There are a few details I'd like you to clarify (would put into comments on the q, but it is actually easier to remove from here when you update your question).

  1. What is the intended usage of data, insert once and get the counts many times, or your inserts and selects are approx on par?
  2. Do you care about insert/update performance?
  3. What is the engine used for the table? (heck you can do SHOW CREATE TABLE ...)
  4. Do you need the counts to be exact or approximately exact (like 0.1% correct)
  5. Can you use triggers, summary tables, change schema, change RDBMS, etc.. or just add/remove indexes?
  6. Maybe you should explain also what is this table supposed to be? You have record_id with cardinality that matches the number of rows, so is it PK or FK or what is it? Also the cardinality of the date_updated suggests (though not necessarily correct) that it has same values for ~5,000 records on average), so what is that? - it is ok to ask a SQL tuning question with not context, but it is also nice to have some context - especially if redesigning is an option.

In the meantime, I'll suggest you to get this tuning script and check the recommendations it will give you (it's just a general tuning script - but it will inspect your data and stats).

Comments

0

Instead of doing count(*), try doing count(1), like this:-

select count(1) from record_updates where date_updated > '2009-10-11 15:33:22'

I took a DB2 class before, and I remember the instructor mentioned about doing a count(1) when we just want to count number of rows in the table regardless the data because it is technically faster than count(*). Let me know if it makes a difference.

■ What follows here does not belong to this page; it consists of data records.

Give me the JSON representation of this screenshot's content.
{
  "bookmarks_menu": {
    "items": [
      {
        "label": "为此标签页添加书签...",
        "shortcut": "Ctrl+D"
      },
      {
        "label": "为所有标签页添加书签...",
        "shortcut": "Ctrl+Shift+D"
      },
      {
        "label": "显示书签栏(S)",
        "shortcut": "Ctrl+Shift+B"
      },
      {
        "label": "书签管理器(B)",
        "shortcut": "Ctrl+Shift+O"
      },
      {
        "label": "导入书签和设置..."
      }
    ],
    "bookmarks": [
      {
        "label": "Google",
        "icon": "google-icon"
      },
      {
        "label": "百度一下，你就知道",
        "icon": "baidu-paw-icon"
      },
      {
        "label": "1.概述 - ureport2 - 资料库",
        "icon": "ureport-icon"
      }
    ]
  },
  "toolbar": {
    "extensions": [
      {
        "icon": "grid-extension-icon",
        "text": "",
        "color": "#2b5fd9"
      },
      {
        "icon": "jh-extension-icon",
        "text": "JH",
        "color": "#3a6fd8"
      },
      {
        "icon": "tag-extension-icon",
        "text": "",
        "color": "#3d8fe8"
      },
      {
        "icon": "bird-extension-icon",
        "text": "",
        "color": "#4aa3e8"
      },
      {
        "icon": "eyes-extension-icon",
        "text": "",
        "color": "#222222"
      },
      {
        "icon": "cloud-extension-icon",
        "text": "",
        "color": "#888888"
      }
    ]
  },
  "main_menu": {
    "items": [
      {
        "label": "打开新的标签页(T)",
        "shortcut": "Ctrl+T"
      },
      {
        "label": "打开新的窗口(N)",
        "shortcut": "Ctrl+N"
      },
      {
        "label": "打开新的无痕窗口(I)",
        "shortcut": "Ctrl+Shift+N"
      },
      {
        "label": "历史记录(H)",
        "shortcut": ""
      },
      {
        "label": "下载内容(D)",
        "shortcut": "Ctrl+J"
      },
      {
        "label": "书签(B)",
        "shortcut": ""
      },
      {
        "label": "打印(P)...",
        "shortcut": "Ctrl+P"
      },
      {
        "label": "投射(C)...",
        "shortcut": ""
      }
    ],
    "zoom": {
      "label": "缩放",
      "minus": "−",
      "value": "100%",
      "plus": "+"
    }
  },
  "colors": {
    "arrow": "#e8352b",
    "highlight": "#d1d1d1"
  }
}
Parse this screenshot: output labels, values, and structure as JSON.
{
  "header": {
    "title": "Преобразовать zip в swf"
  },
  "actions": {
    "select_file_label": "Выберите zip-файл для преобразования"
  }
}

NOTE: Here's a link you might be interested to read: http://www.mysqlperformanceblog.com/2007/04/10/count-vs-countcol/

4 Comments

this has been proven to NOT be the case in Oracle. the performance is the same with count(*) an count(1)
@Randy: Is it the case in this situation -> MySQL as stated in OP?
@Danosaure - I'm not sure, just trying to add some info that I know about Oracle. I do not have a My SQL instance to do the tests myself either... :(
actually, MySQL (ISAM, not InnoDB) is supposed to have optimizations for some Count(*) queries - like those with no conditions, or on a primary key. so this statement by limc should be inapplicable. feel free to test, though.